Scegli un fiume e segui il suo percorso. Guarda come si muove e comprenderai il suo temperamento, com’è fatta la terra che attraversa e qual è l’indole delle genti abituate a sentire il suo mormorio. Fermati a osservarlo e come un filo conduttore, sottile ma tenace, riallaccerà frammenti di ricordi con silenzi di fiaba, lampi di poesia con parole di fuoco. Sulla riva di un corso d’acqua, come in una frazione di infinito, sentiamo il nostro cuore parlare, riusciamo a vedere con maggiore intensità e toccare con maggiore attenzione. Un fiume insegna molto, cose anche semplici che però a volte si trascurano; nasce limpido e puro ma sovente non rimane tale; fa scorrere continuamente l’acqua, l’oro blu, il bene più prezioso al mondo; può essere lento e tranquillo ma cambiare improvvisamente umore e carattere.
Nella progettazione e costruzione della sua civiltà, l’uomo ha sovente modificato l’ambiente, plasmandolo e organizzandolo secondo le sue esigenze. Questa trasformazione ha portato all’espulsione di alcuni elementi naturali del paesaggio e prodotto cambiamenti climatici inquietanti. In questo senso, il rapporto tra l’uomo e la natura anziché indirizzarsi verso una condizione di nuovo equilibrio si è, troppo spesso, tradotto in una sopraffazione dell’uomo, cui talvolta la natura inevitabilmente ha reagito.
Così è stato, per esempio, nel novembre del 1994 quando il Tanaro ha segnato una fase di piena straordinaria. Gli effetti di quell’evento sono stati distruttivi per tutto il suo bacino idrografico. Come in situazioni analoghe, il dissesto idrogeologico del territorio ha amplificato il fenomeno innescato dalle eccezionali piogge e il fiume è diventato il simbolo di un rapporto tra uomo e ambiente capovolto e diventato, in entrambi i sensi, ostile e drammatico. I nostri vecchi, saggi, sapevano che la natura pone dei limiti: conoscerli è necessario, superarli molto pericoloso.
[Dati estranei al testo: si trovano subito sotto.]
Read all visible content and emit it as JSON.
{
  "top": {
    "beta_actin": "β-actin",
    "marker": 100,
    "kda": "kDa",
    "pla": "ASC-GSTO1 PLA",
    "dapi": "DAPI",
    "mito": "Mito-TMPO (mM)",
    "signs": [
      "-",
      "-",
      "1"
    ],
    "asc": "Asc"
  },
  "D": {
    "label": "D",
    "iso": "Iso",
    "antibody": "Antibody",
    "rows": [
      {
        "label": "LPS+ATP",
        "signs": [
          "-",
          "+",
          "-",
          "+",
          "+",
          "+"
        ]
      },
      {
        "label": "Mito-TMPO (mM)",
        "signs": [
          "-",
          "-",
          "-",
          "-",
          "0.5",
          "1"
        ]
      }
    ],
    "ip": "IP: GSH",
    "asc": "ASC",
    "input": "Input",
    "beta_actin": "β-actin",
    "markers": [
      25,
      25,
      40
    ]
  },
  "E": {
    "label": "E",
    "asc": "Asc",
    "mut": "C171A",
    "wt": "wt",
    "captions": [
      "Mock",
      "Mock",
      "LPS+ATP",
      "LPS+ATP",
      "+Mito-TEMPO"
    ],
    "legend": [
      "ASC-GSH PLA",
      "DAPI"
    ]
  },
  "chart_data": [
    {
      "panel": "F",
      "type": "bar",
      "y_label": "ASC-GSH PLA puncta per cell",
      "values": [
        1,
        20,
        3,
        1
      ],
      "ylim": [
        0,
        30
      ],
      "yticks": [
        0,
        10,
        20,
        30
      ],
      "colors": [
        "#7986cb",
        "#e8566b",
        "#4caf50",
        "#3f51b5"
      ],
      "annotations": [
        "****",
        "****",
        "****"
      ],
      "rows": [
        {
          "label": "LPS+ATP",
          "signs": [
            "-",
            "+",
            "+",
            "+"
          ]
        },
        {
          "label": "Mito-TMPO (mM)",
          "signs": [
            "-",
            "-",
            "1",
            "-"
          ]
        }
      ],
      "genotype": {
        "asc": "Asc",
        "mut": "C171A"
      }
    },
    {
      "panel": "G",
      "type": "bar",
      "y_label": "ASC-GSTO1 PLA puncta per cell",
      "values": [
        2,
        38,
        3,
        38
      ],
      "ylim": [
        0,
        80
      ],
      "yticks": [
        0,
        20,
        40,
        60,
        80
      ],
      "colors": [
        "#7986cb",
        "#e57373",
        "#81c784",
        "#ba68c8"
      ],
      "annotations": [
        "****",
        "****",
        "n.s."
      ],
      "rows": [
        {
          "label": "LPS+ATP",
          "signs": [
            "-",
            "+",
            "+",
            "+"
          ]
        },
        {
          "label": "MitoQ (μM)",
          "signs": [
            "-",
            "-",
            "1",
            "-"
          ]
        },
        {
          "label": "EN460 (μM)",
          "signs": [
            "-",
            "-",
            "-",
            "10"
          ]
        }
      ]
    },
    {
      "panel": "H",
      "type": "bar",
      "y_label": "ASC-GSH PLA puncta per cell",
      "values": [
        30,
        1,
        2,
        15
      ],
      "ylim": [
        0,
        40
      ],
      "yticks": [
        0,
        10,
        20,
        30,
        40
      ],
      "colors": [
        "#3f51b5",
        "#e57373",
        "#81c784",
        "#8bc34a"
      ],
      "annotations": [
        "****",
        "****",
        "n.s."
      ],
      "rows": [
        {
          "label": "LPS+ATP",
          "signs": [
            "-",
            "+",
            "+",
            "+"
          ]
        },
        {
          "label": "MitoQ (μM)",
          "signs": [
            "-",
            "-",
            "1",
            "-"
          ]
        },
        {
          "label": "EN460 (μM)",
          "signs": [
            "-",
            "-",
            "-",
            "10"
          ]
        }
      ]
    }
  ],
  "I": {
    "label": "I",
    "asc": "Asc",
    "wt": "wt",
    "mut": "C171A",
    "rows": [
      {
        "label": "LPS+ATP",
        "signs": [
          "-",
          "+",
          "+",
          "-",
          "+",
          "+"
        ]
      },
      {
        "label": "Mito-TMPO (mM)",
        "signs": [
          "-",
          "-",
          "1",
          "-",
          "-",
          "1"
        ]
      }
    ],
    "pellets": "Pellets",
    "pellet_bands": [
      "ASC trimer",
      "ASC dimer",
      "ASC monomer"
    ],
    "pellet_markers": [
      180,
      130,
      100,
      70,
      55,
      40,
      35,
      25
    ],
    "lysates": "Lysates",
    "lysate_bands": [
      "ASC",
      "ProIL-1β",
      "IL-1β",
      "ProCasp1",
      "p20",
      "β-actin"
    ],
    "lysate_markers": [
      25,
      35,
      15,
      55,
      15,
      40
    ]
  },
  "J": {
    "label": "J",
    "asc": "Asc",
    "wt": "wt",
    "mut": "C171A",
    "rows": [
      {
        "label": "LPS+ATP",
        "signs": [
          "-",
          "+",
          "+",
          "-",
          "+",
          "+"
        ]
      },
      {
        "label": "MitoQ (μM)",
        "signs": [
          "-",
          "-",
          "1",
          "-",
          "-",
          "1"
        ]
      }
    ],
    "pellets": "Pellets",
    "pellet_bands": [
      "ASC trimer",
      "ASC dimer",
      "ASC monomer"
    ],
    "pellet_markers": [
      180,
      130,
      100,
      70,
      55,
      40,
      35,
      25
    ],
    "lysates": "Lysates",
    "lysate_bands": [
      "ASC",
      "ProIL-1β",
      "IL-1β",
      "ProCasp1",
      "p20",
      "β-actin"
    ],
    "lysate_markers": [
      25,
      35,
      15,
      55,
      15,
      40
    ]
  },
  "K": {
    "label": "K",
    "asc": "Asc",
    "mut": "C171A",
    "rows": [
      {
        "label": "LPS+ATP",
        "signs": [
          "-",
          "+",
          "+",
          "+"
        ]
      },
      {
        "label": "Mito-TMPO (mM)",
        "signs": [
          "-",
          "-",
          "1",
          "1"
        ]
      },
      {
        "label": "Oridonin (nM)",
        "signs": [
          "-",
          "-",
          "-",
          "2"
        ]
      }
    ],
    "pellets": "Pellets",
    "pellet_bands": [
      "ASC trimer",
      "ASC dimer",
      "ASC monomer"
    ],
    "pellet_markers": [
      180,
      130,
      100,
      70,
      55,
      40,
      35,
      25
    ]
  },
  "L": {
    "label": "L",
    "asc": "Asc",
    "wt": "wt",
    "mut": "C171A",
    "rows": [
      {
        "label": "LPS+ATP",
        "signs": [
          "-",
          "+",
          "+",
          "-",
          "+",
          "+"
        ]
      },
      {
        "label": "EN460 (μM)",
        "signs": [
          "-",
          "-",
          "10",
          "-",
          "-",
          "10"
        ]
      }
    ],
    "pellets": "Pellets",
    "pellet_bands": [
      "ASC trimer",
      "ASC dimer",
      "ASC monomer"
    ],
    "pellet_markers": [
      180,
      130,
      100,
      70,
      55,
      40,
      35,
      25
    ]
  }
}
Il fiume, poi, è rientrato nel suo alveo e attende pazientemente di accompagnarci nel nostro viaggio lungo le sue sponde. L’azzurro è la musica lieve e continua del suo racconto.
Il Tanaro non è un fiume da poco. Anzi, grazie ai suoi numerosi affluenti, è il quarto del nostro Paese per ampiezza del bacino idrografico e, con i suoi 276 chilometri, oltre ad essere il secondo fiume del Piemonte, è il sesto in lunghezza a livello nazionale dopo il Po, del quale è il principale affluente di destra, l’Adige, il Tevere, l’Adda e l’Oglio. Nonostante questi importanti numeri, il suo, però, è un regime idrico di tipo torrentizio contraddistinto da una notevole alternanza della portata d’acqua. Infatti, la modesta altezza delle Alpi Marittime, su cui è impostato parte del suo bacino, non consente la formazione di ghiacciai in grado di alimentarlo costantemente e copiosamente.
Nasce dalle Alpi Liguri, al confine tra Liguria e Piemonte, e con un andamento irregolare e insolito attraversa il territorio Sud orientale piemontese compreso nelle province di Cuneo, Asti e Alessandria, per terminare la sua corsa nel Grande Fiume, a pochi chilometri dal territorio lombardo. Durante il suo percorso, a causa di prelievi forzati e dighe, la portata d'acqua subisce notevoli cali, opportunamente compensati dall’apporto dei suoi affluenti. È un fiume faticoso da seguire nelle sue giravolte, nelle sue asprezze, nei suoi inganni. Eppure pur muovendo da un elemento così strutturato, cercando di decifrarne gli umori, si arriva a comprendere la leggerezza delle sue svolte e a intuire i suoi rapidi cambi di direzione.
Con l’ineffabile perfezione di un andamento misterioso, si sviluppa in quattro tratti ben differenziati e lambisce luoghi e città che, sarà il caso o la poesia del fiume, sembrano trasfigurare in un’inquadratura tutta particolare. Il primo tratto è caratterizzato dal paesaggio montuoso dell’Alta Valle e termina nel comune di Ceva; il secondo, segnato da un numero infinito di anse, scorre tra l'Altopiano Monregalese e i rilievi collinari delle Langhe e, dopo una virata a Est, introduce alla città di Alba; il terzo procede tra i declivi del Roero e gli ultimi contrafforti langaroli, incontra le colline astigiane e si conclude pacatamente nella città di Asti; il quarto e ultimo tratto attraversa il Monferrato, si dirige con decisione verso la città di Alessandria e, a breve distanza dal confine con la Lombardia, in un mare pianeggiante di pioppi, termina nel fiume Po.